Bonus problems.

1.

(5pts) Suppose that $\lim_{x \rightarrow a} f(x)$ exists, and $\lim_{x \rightarrow a} g(x)$ does not exist. What can one say about $\lim_{\mathop x\rightarrow a} (f(x)+g(x))$?

2.

(5pts) Is the function

$$f(x)=\left\{ \begin{tabular}{ll} $x\sin \frac{1}{x}$,& $x\ne 0$,\\ $0$, & $x=0$. \end{tabular}\right.$$

continuos on $(-\infty ,\infty )$? Differentiable on $(-\infty ,\infty )$?

3.

(5pts) The same question about

$$f(x)=\left\{ \begin{tabular}{ll} $x^2 \sin \frac{1}{x}$,& $x\ne 0$,\\ $0$, & $x=0$. \end{tabular}\right.$$

4.

(Done) Find all tangent lines to the curve y=x²+x+1 that go through the point (1,1).

5.

(Done) Show that there is no tangent line to the curve y=x²+x+1 that goes through the point (4,1).

6.

(Done) Suppose that we know that the functions $\sin x$ and $\cos x$ are differentiable, but we don't know their derivatives.
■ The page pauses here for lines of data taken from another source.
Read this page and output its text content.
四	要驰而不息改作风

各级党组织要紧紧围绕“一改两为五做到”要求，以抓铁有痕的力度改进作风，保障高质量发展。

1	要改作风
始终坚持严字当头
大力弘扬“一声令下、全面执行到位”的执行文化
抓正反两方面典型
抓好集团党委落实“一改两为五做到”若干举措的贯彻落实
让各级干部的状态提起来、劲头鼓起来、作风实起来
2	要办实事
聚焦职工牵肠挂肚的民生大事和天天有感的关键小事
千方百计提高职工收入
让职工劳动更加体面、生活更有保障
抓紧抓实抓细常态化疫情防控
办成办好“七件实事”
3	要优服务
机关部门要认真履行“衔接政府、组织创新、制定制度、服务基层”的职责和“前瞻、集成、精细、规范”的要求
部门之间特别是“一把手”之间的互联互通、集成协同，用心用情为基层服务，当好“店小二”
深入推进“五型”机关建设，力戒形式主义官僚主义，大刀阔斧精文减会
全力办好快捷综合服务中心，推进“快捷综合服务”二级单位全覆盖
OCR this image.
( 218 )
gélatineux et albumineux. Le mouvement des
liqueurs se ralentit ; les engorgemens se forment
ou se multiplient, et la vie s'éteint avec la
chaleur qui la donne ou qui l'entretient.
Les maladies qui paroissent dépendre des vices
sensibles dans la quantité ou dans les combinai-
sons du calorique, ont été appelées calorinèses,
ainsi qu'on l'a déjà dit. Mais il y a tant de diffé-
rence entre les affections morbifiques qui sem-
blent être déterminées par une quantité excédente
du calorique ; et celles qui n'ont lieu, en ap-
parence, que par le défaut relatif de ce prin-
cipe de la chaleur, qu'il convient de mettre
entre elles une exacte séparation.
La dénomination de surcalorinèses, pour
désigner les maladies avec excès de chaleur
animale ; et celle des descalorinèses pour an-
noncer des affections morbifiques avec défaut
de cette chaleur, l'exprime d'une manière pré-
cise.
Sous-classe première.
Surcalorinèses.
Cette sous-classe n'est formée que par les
Using some trigonometric identities, for example,

$$\cos(\alpha -\beta )=\cos \alpha cos \beta + \sin\alpha \sin \beta,$$

$$\cos^2 \alpha +\sin^2 \alpha =1,$$

find the formulas for the derivatives of $\sin x$ and $\cos x$.

7.

(Done) Find the sum

$$1+x+x^2+\ldots\quad +x^n.$$

8.

(Done) Find the sum

$$1+2x+3x^2+\ldots\quad +nx^{n-1}.$$

9.

(5pts) Suppose that $\lim_{x \rightarrow a} f(x)$ and $\lim_{x \rightarrow a} g(x)$ do not exist. What can you say about $\lim_{\mathop x\rightarrow a} (f(x)+g(x))$? Give some examples.

10.

(6pts) Suppose that for some function f

$$\lim_{\mathop x\rightarrow 0} \left( f(x)+\frac{1}{f(x)}\right) =2.$$

Show that $\lim_{x\rightarrow 0} f(x)=1$.

11.

(5pts) Find the limit

$$\lim_{\mathop x\rightarrow 0} \frac{\sqrt[3]{2+\sin x}-\sqrt[3]{2+\tan x}}{x^3}.$$

12.

(Done) If f is differentiable, find

$$\lim_{\mathop x\rightarrow a} \frac{f(x)-f(a)}{x^3-a^3}.$$

13.

(5pts) Let a function f be differentiable at a. Find

$$\lim_{h\rightarrow 0} \frac{f(a+h)-f(a-h)}{h}.$$

14.

(5pts) Find the two points on the curve y=x⁴-2x²-x that have a common tangent line.